The best way to relate to, and answer this, is the butterfly. Consider this: a butterfly starts as a little egg. He breaks out of his (or her to be fair!) egg as a little caterpillar. The caterpillar grows and grows, and ultimately starts to build the cocoon (or chrysalis, depending on the type) around itself, and starts the process of morphing into a butterfly. The cocoon bakes for a bit, until the butterfly is ready to emerge. Slowly, painfully, the butterfly works and works to make a little hole in the cocoon. Ultimately, through straining and pulling, the miracle occurs. All of this has to occur for the entire process to be successful.
Let’s then consider- if you are walking down a garden path and you see said cocoon. And you see that it is close to opening, and you decide to pull your pocketknife out and make a few nicks to weaken the cocoon, you know, just help the little guy out. What happens? It dies. Surely. The process is the process, in order for it to build the strength to survive. It just is. Like change. The process just is- for better or for worse. No shortcuts.
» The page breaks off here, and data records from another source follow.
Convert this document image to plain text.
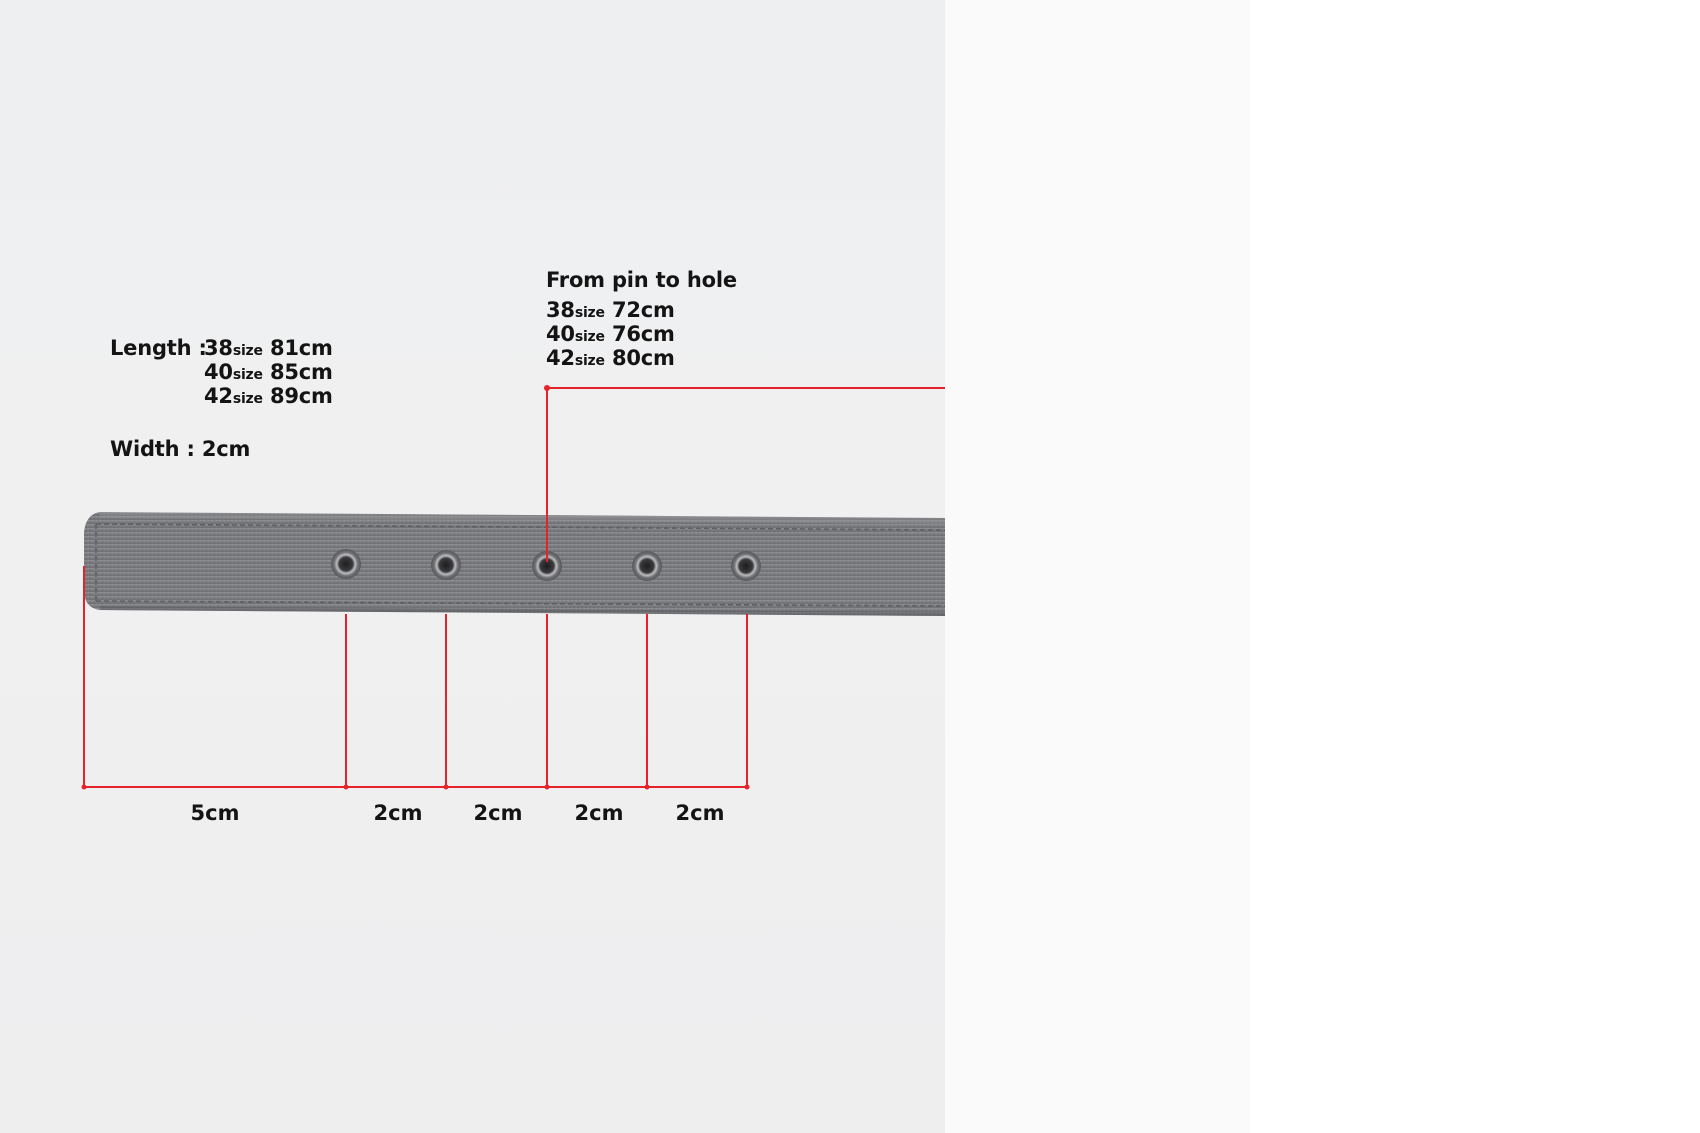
Length :
38size 81cm
40size 85cm
42size 89cm
Width : 2cm
From pin to hole
38size 72cm
40size 76cm
42size 80cm
5cm	2cm 2cm 2cm 2cm
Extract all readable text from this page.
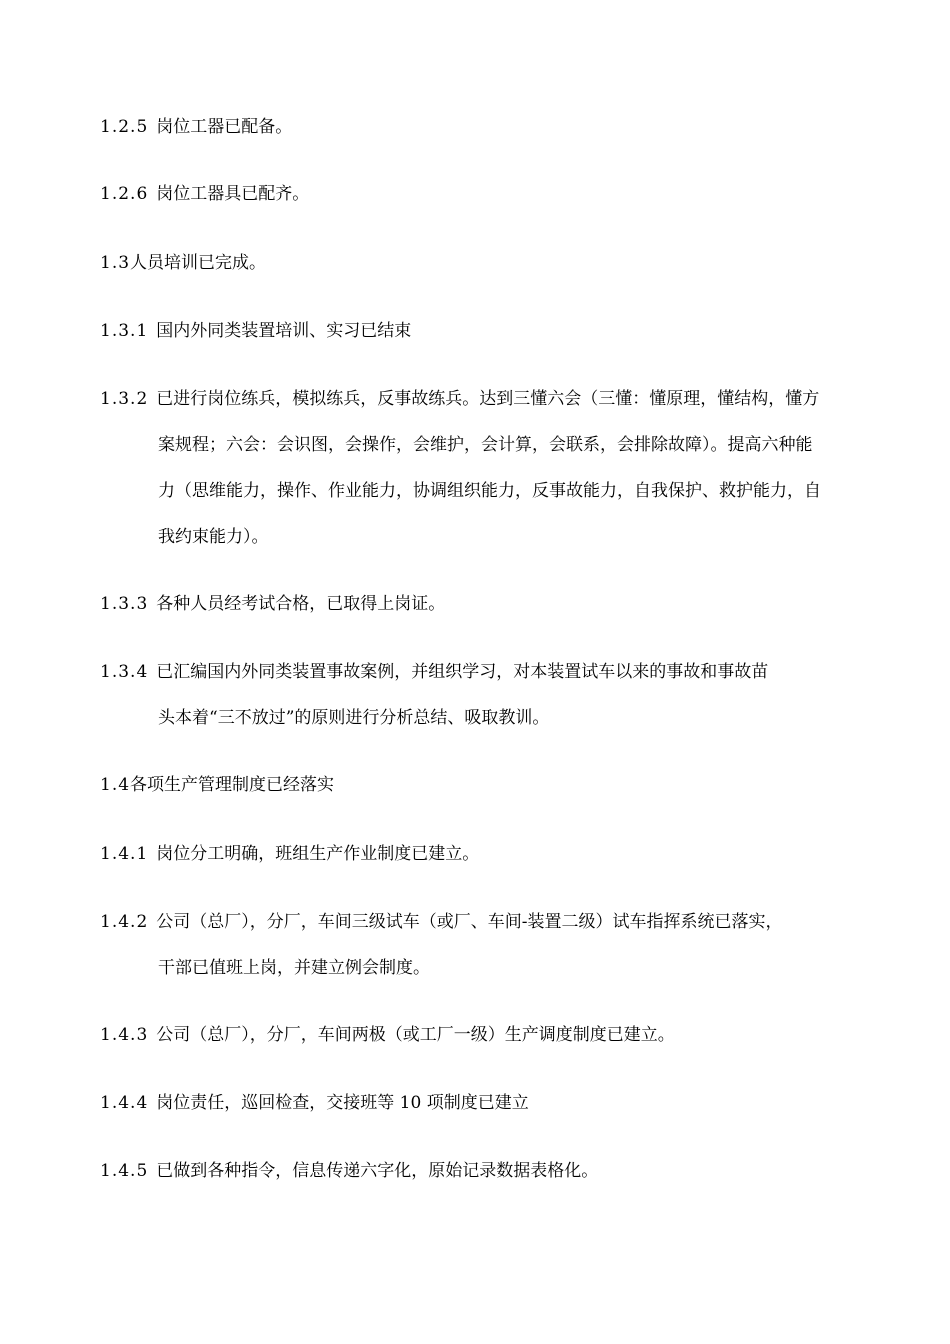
1.2.5 岗位工器已配备。
1.2.6 岗位工器具已配齐。
1.3人员培训已完成。
1.3.1 国内外同类装置培训、实习已结束
1.3.2 已进行岗位练兵，模拟练兵，反事故练兵。达到三懂六会（三懂：懂原理，懂结构，懂方
案规程；六会：会识图，会操作，会维护，会计算，会联系，会排除故障）。提高六种能
力（思维能力，操作、作业能力，协调组织能力，反事故能力，自我保护、救护能力，自
我约束能力）。
1.3.3 各种人员经考试合格，已取得上岗证。
1.3.4 已汇编国内外同类装置事故案例，并组织学习，对本装置试车以来的事故和事故苗
头本着“三不放过”的原则进行分析总结、吸取教训。
1.4各项生产管理制度已经落实
1.4.1 岗位分工明确，班组生产作业制度已建立。
1.4.2 公司（总厂），分厂，车间三级试车（或厂、车间-装置二级）试车指挥系统已落实，
干部已值班上岗，并建立例会制度。
1.4.3 公司（总厂），分厂，车间两极（或工厂一级）生产调度制度已建立。
1.4.4 岗位责任，巡回检查，交接班等 10 项制度已建立
1.4.5 已做到各种指令，信息传递六字化，原始记录数据表格化。
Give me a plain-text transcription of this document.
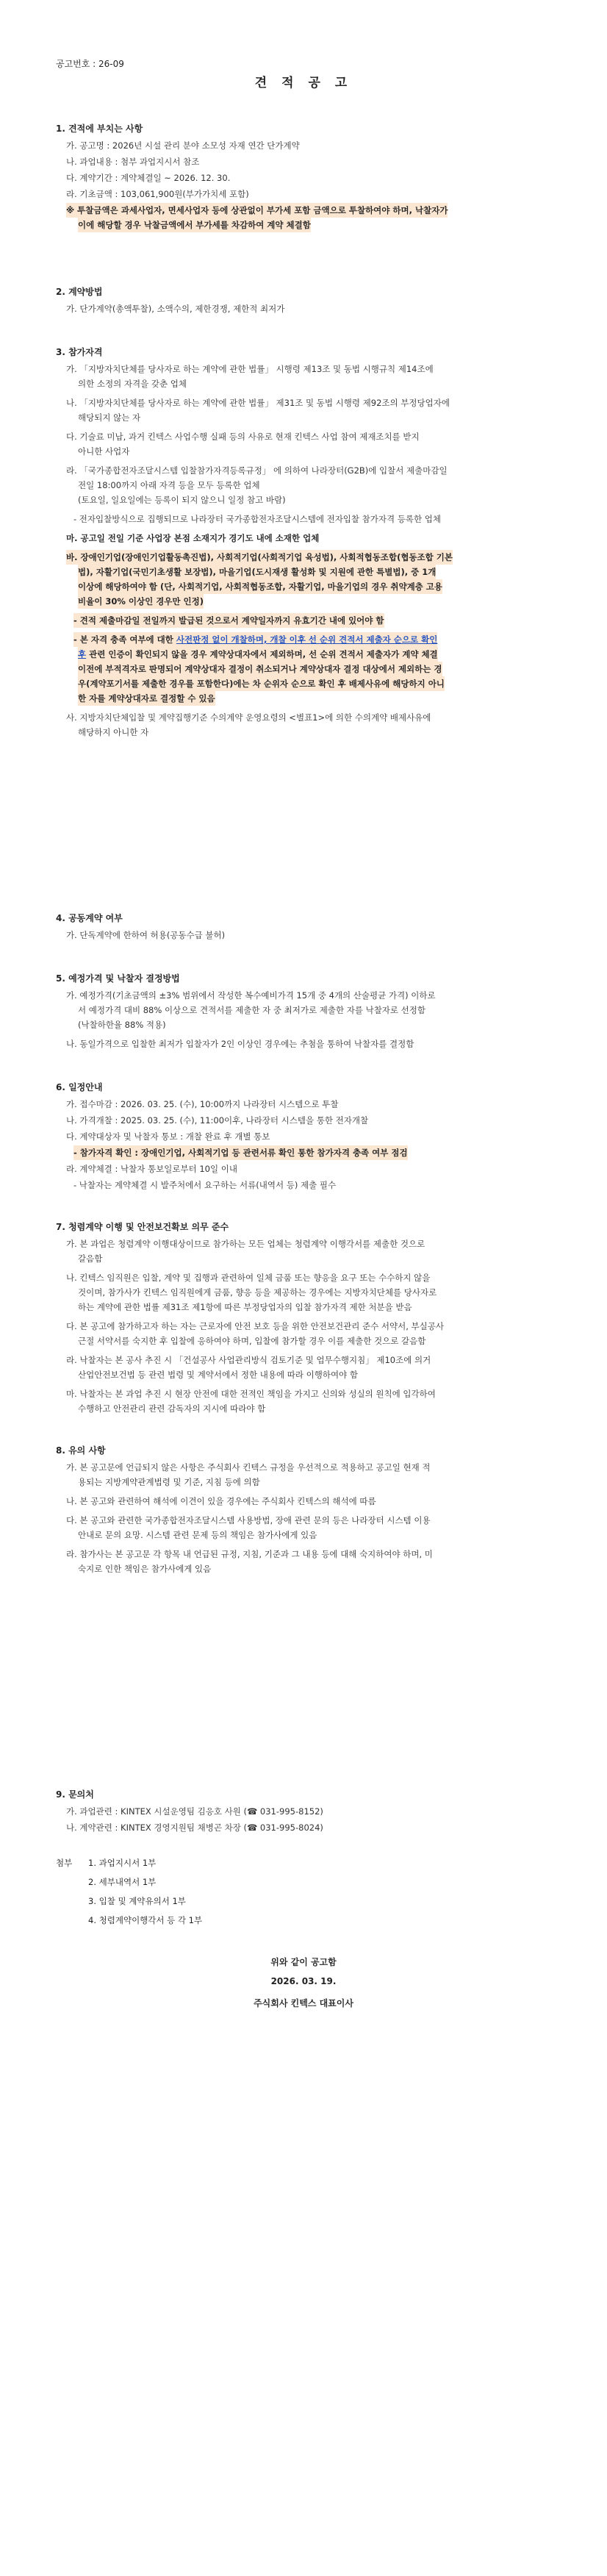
공고번호 : 26-09
견 적 공 고
1. 견적에 부치는 사항
가. 공고명 : 2026년 시설 관리 분야 소모성 자재 연간 단가계약
나. 과업내용 : 첨부 과업지시서 참조
다. 계약기간 : 계약체결일 ~ 2026. 12. 30.
라. 기초금액 : 103,061,900원(부가가치세 포함)
※ 투찰금액은 과세사업자, 면세사업자 등에 상관없이 부가세 포함 금액으로 투찰하여야 하며, 낙찰자가
이에 해당할 경우 낙찰금액에서 부가세를 차감하여 계약 체결함
2. 계약방법
가. 단가계약(총액투찰), 소액수의, 제한경쟁, 제한적 최저가
3. 참가자격
가. 「지방자치단체를 당사자로 하는 계약에 관한 법률」 시행령 제13조 및 동법 시행규칙 제14조에
의한 소정의 자격을 갖춘 업체
나. 「지방자치단체를 당사자로 하는 계약에 관한 법률」 제31조 및 동법 시행령 제92조의 부정당업자에
해당되지 않는 자
다. 기술료 미납, 과거 킨텍스 사업수행 실패 등의 사유로 현재 킨텍스 사업 참여 제재조치를 받지
아니한 사업자
라. 「국가종합전자조달시스템 입찰참가자격등록규정」 에 의하여 나라장터(G2B)에 입찰서 제출마감일
전일 18:00까지 아래 자격 등을 모두 등록한 업체
(토요일, 일요일에는 등록이 되지 않으니 일정 참고 바람)
- 전자입찰방식으로 집행되므로 나라장터 국가종합전자조달시스템에 전자입찰 참가자격 등록한 업체
마. 공고일 전일 기준 사업장 본점 소재지가 경기도 내에 소재한 업체
바. 장애인기업(장애인기업활동촉진법), 사회적기업(사회적기업 육성법), 사회적협동조합(협동조합 기본
법), 자활기업(국민기초생활 보장법), 마을기업(도시재생 활성화 및 지원에 관한 특별법), 중 1개
이상에 해당하여야 함 (단, 사회적기업, 사회적협동조합, 자활기업, 마을기업의 경우 취약계층 고용
비율이 30% 이상인 경우만 인정)
- 견적 제출마감일 전일까지 발급된 것으로서 계약일자까지 유효기간 내에 있어야 함
- 본 자격 충족 여부에 대한 사전판정 없이 개찰하며, 개찰 이후 선 순위 견적서 제출자 순으로 확인
후 관련 인증이 확인되지 않을 경우 계약상대자에서 제외하며, 선 순위 견적서 제출자가 계약 체결
이전에 부적격자로 판명되어 계약상대자 결정이 취소되거나 계약상대자 결정 대상에서 제외하는 경
우(계약포기서를 제출한 경우를 포함한다)에는 차 순위자 순으로 확인 후 배제사유에 해당하지 아니
한 자를 계약상대자로 결정할 수 있음
사. 지방자치단체입찰 및 계약집행기준 수의계약 운영요령의 <별표1>에 의한 수의계약 배제사유에
해당하지 아니한 자
4. 공동계약 여부
가. 단독계약에 한하여 허용(공동수급 불허)
5. 예정가격 및 낙찰자 결정방법
가. 예정가격(기초금액의 ±3% 범위에서 작성한 복수예비가격 15개 중 4개의 산술평균 가격) 이하로
서 예정가격 대비 88% 이상으로 견적서를 제출한 자 중 최저가로 제출한 자를 낙찰자로 선정함
(낙찰하한율 88% 적용)
나. 동일가격으로 입찰한 최저가 입찰자가 2인 이상인 경우에는 추첨을 통하여 낙찰자를 결정함
6. 일정안내
가. 접수마감 : 2026. 03. 25. (수), 10:00까지 나라장터 시스템으로 투찰
나. 가격개찰 : 2025. 03. 25. (수), 11:00이후, 나라장터 시스템을 통한 전자개찰
다. 계약대상자 및 낙찰자 통보 : 개찰 완료 후 개별 통보
- 참가자격 확인 : 장애인기업, 사회적기업 등 관련서류 확인 통한 참가자격 충족 여부 점검
라. 계약체결 : 낙찰자 통보일로부터 10일 이내
- 낙찰자는 계약체결 시 발주처에서 요구하는 서류(내역서 등) 제출 필수
7. 청렴계약 이행 및 안전보건확보 의무 준수
가. 본 과업은 청렴계약 이행대상이므로 참가하는 모든 업체는 청렴계약 이행각서를 제출한 것으로
갈음함
나. 킨텍스 임직원은 입찰, 계약 및 집행과 관련하여 일체 금품 또는 향응을 요구 또는 수수하지 않을
것이며, 참가사가 킨텍스 임직원에게 금품, 향응 등을 제공하는 경우에는 지방자치단체를 당사자로
하는 계약에 관한 법률 제31조 제1항에 따른 부정당업자의 입찰 참가자격 제한 처분을 받음
다. 본 공고에 참가하고자 하는 자는 근로자에 안전 보호 등을 위한 안전보건관리 준수 서약서, 부실공사
근절 서약서를 숙지한 후 입찰에 응하여야 하며, 입찰에 참가할 경우 이를 제출한 것으로 갈음함
라. 낙찰자는 본 공사 추진 시 「건설공사 사업관리방식 검토기준 및 업무수행지침」 제10조에 의거
산업안전보건법 등 관련 법령 및 계약서에서 정한 내용에 따라 이행하여야 함
마. 낙찰자는 본 과업 추진 시 현장 안전에 대한 전적인 책임을 가지고 신의와 성실의 원칙에 입각하여
수행하고 안전관리 관련 감독자의 지시에 따라야 함
8. 유의 사항
가. 본 공고문에 언급되지 않은 사항은 주식회사 킨텍스 규정을 우선적으로 적용하고 공고일 현재 적
용되는 지방계약관계법령 및 기준, 지침 등에 의함
나. 본 공고와 관련하여 해석에 이견이 있을 경우에는 주식회사 킨텍스의 해석에 따름
다. 본 공고와 관련한 국가종합전자조달시스템 사용방법, 장애 관련 문의 등은 나라장터 시스템 이용
안내로 문의 요망. 시스템 관련 문제 등의 책임은 참가사에게 있음
라. 참가사는 본 공고문 각 항목 내 언급된 규정, 지침, 기준과 그 내용 등에 대해 숙지하여야 하며, 미
숙지로 인한 책임은 참가사에게 있음
9. 문의처
가. 과업관련 : KINTEX 시설운영팀 김응호 사원 (☎ 031-995-8152)
나. 계약관련 : KINTEX 경영지원팀 채병곤 차장 (☎ 031-995-8024)
첨부 1. 과업지시서 1부
2. 세부내역서 1부
3. 입찰 및 계약유의서 1부
4. 청렴계약이행각서 등 각 1부
위와 같이 공고함
2026. 03. 19.
주식회사 킨텍스 대표이사
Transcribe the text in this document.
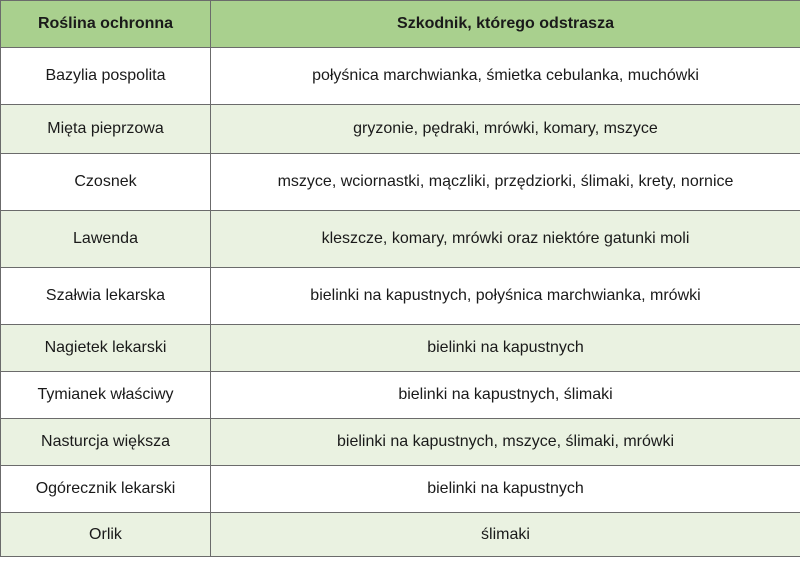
Roślina ochronna	Szkodnik, którego odstrasza
Bazylia pospolita	połyśnica marchwianka, śmietka cebulanka, muchówki
Mięta pieprzowa	gryzonie, pędraki, mrówki, komary, mszyce
Czosnek	mszyce, wciornastki, mączliki, przędziorki, ślimaki, krety, nornice
Lawenda	kleszcze, komary, mrówki oraz niektóre gatunki moli
Szałwia lekarska	bielinki na kapustnych, połyśnica marchwianka, mrówki
Nagietek lekarski	bielinki na kapustnych
Tymianek właściwy	bielinki na kapustnych, ślimaki
Nasturcja większa	bielinki na kapustnych, mszyce, ślimaki, mrówki
Ogórecznik lekarski	bielinki na kapustnych
Orlik	ślimaki
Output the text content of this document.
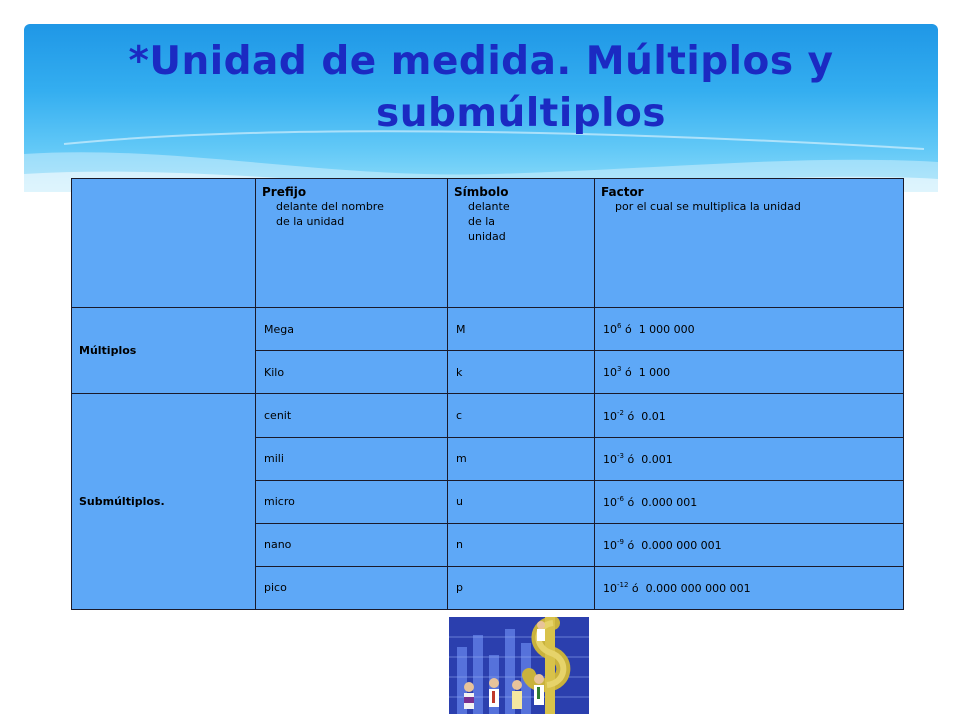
*Unidad de medida. Múltiplos y
submúltiplos

	Prefijo
delante del nombre
de la unidad	Símbolo
delante
de la
unidad	Factor
por el cual se multiplica la unidad

Múltiplos	Mega	M	$10^6$ ó  1 000 000
	Kilo	k	$10^3$ ó  1 000
Submúltiplos.	cenit	c	$10^{-2}$ ó  0.01
	mili	m	$10^{-3}$ ó  0.001
	micro	u	$10^{-6}$ ó  0.000 001
	nano	n	$10^{-9}$ ó  0.000 000 001
	pico	p	$10^{-12}$ ó  0.000 000 000 001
Bringing this back to Agile. So, the next time you realize that you are ‘working your way out of a cocoon’, acknowledge that moment. Understand what got you into that position. Take the moment in. And, be thankful that you are just a few days or weeks from a Retrospective, rather than another 4, 5, or 16 months from a ‘Project Post-Mortem’ (really? How macabre!) session. And of course, you don’t necessarily have to wait until the Retrospective to start talking about it…surely you are just a matter of a few hours from a standup where you can broach the subject, right?
Hopefully this wasn’t too abstract or touchy-feely for you all. I’ve just had a few bits of inspiration along this (garden) path this past week, with questions around teams making changes, and when they are going to ‘get there’.